There are also examples of both parties to the armed conflict, although to different degrees, failing to protect civilians or civilian objects against the effects of attacks, by locating military objects and forces within or near densely populated areas.
Russian armed forces are responsible for the vast majority of the violations identified, including war crimes. Ukrainian forces have also committed international humanitarian law violations in some cases, including two incidents that qualify as war crimes.
The Commission documented patterns of summary executions, unlawful confinement, torture, ill-treatment, rape and other sexual violence committed in areas occupied by Russian armed forces across the four regions on which it focused. People have been detained, some have been unlawfully deported to the Russian Federation, and many are still reported missing. Sexual violence has affected victims of all ages. Family members, including children, were sometimes forced to witness the crimes.
These violations continue to have a devastating effect on civilians.
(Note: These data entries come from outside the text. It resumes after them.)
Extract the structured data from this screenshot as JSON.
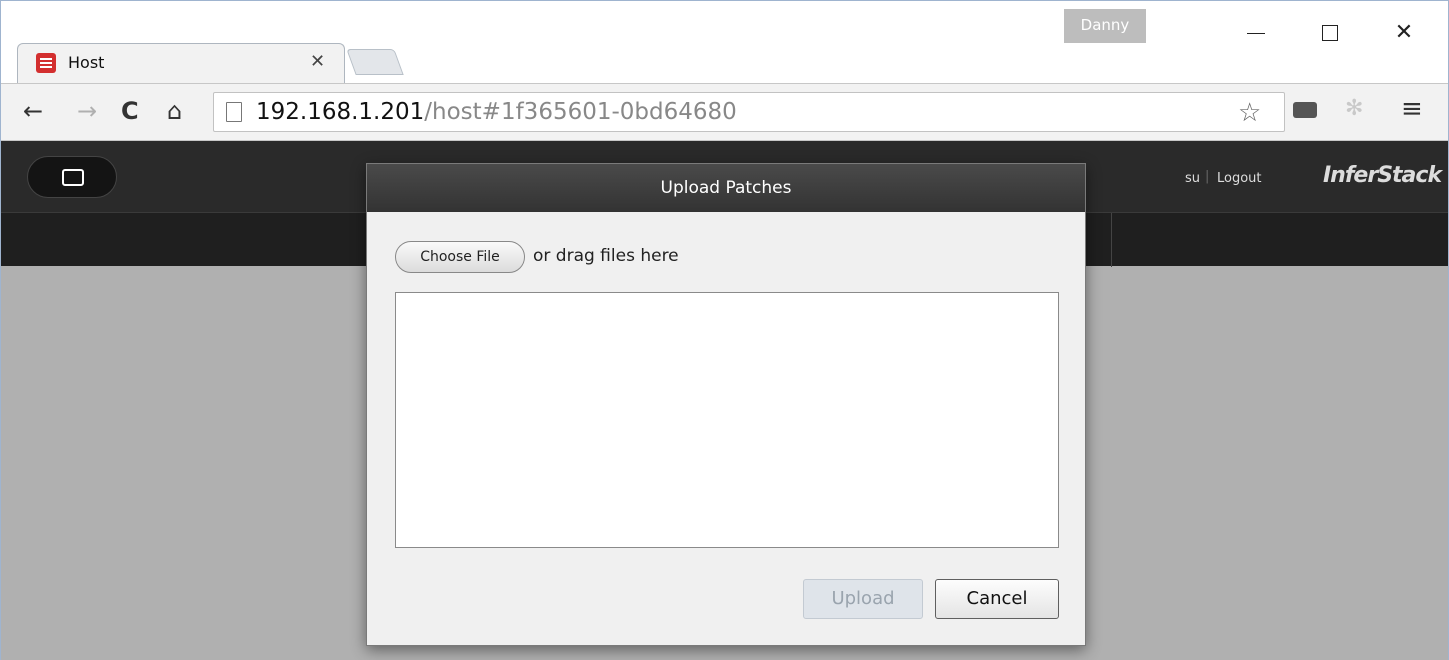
{
  "browser": {
    "profile_name": "Danny",
    "tab": {
      "title": "Host",
      "close_glyph": "✕"
    },
    "url_host": "192.168.1.201",
    "url_path": "/host#1f365601-0bd64680",
    "icons": {
      "back": "←",
      "forward": "→",
      "reload": "C",
      "home": "⌂",
      "star": "☆",
      "extension": "✻",
      "menu": "≡",
      "window_close": "✕"
    }
  },
  "app": {
    "user": "su",
    "separator": "|",
    "logout_label": "Logout",
    "brand": "InferStack"
  },
  "modal": {
    "title": "Upload Patches",
    "choose_file_label": "Choose File",
    "drag_text": "or drag files here",
    "upload_label": "Upload",
    "cancel_label": "Cancel"
  }
}
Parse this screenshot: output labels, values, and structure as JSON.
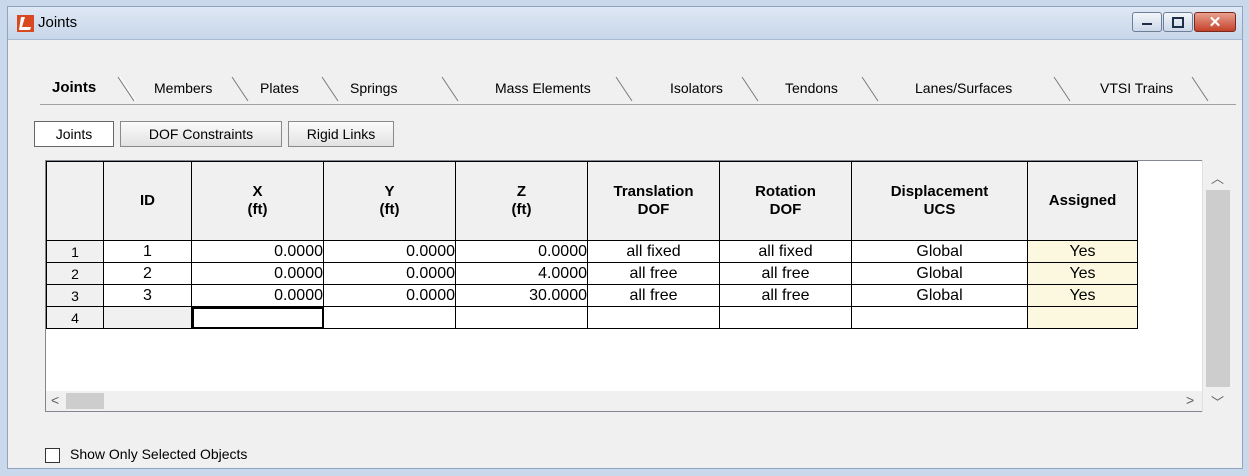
{
  "window": {
    "title": "Joints",
    "accent": "#c84a1e",
    "controls": {
      "minimize": "minimize-icon",
      "maximize": "maximize-icon",
      "close": "✕"
    }
  },
  "tabs": [
    {
      "label": "Joints",
      "active": true
    },
    {
      "label": "Members",
      "active": false
    },
    {
      "label": "Plates",
      "active": false
    },
    {
      "label": "Springs",
      "active": false
    },
    {
      "label": "Mass Elements",
      "active": false
    },
    {
      "label": "Isolators",
      "active": false
    },
    {
      "label": "Tendons",
      "active": false
    },
    {
      "label": "Lanes/Surfaces",
      "active": false
    },
    {
      "label": "VTSI Trains",
      "active": false
    }
  ],
  "subtabs": [
    {
      "label": "Joints",
      "active": true
    },
    {
      "label": "DOF Constraints",
      "active": false
    },
    {
      "label": "Rigid Links",
      "active": false
    }
  ],
  "table": {
    "columns": [
      {
        "line1": "ID",
        "line2": ""
      },
      {
        "line1": "X",
        "line2": "(ft)"
      },
      {
        "line1": "Y",
        "line2": "(ft)"
      },
      {
        "line1": "Z",
        "line2": "(ft)"
      },
      {
        "line1": "Translation",
        "line2": "DOF"
      },
      {
        "line1": "Rotation",
        "line2": "DOF"
      },
      {
        "line1": "Displacement",
        "line2": "UCS"
      },
      {
        "line1": "Assigned",
        "line2": ""
      }
    ],
    "rows": [
      {
        "num": "1",
        "id": "1",
        "x": "0.0000",
        "y": "0.0000",
        "z": "0.0000",
        "tdof": "all fixed",
        "rdof": "all fixed",
        "ucs": "Global",
        "assigned": "Yes"
      },
      {
        "num": "2",
        "id": "2",
        "x": "0.0000",
        "y": "0.0000",
        "z": "4.0000",
        "tdof": "all free",
        "rdof": "all free",
        "ucs": "Global",
        "assigned": "Yes"
      },
      {
        "num": "3",
        "id": "3",
        "x": "0.0000",
        "y": "0.0000",
        "z": "30.0000",
        "tdof": "all free",
        "rdof": "all free",
        "ucs": "Global",
        "assigned": "Yes"
      },
      {
        "num": "4",
        "id": "",
        "x": "",
        "y": "",
        "z": "",
        "tdof": "",
        "rdof": "",
        "ucs": "",
        "assigned": ""
      }
    ],
    "assigned_color": "#fcf8e0"
  },
  "footer": {
    "show_selected_label": "Show Only Selected Objects",
    "show_selected_checked": false
  }
}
Significantly, victims emphasised the essential role of justice and accountability. Family members who lost loved ones have expressed a strong need for justice to be done. A stepfather whose son was killed in Bucha told the Commission: “I used to want to find those who were responsible and kill them. But now I want the guilty to be put on trial and I want the truth to come out.”
In this regard, the Commission recommends enhanced coordination of international and national accountability efforts to improve effectiveness and prevent harm to victims and witnesses. The Commission, consistent with its mandate, will seek to contribute to the identification of those responsible.
The Commission visited 27 towns and settlements and has interviewed 191 victims and witnesses. Its investigators inspected sites of destruction, graves, places of detention and torture, as well as weapon remnants, and consulted a large number of documents and reports.
Having paid particular attention to violations committed in the four regions specified in the May resolution – Kyiv, Chernihiv, Kharkiv and Sumy – the Commission will gradually devote more of its resources to the broader time scope, wider geographical and thematic framework as tasked by the March resolution.
Issues of interest will include possible violations in filtration camps, alleged forced transfers of people, conditions under which expedited adoptions of children are allegedly taking place, as well as changes in local administration and so-called referenda, the consequences of which are becoming clearer given recent events.
The full report as submitted to the UN General Assembly can be found here.
The Members of the Commission of Inquiry on Ukraine are available for interviews.
The United Nations Human Rights Council created the Independent International Commission of Inquiry on Ukraine to investigate violations and abuses of human rights, violations of international humanitarian law, and related crimes that may have been committed in the context of the aggression by the Russian Federation against Ukraine. The Commission is required to present its findings and recommendations, including on accountability of those responsible for the violations, to the UN Human Rights Council in March 2023. The Commission comprises Erik Møse (Chair), Jasminka Džumhur and Pablo de Greiff.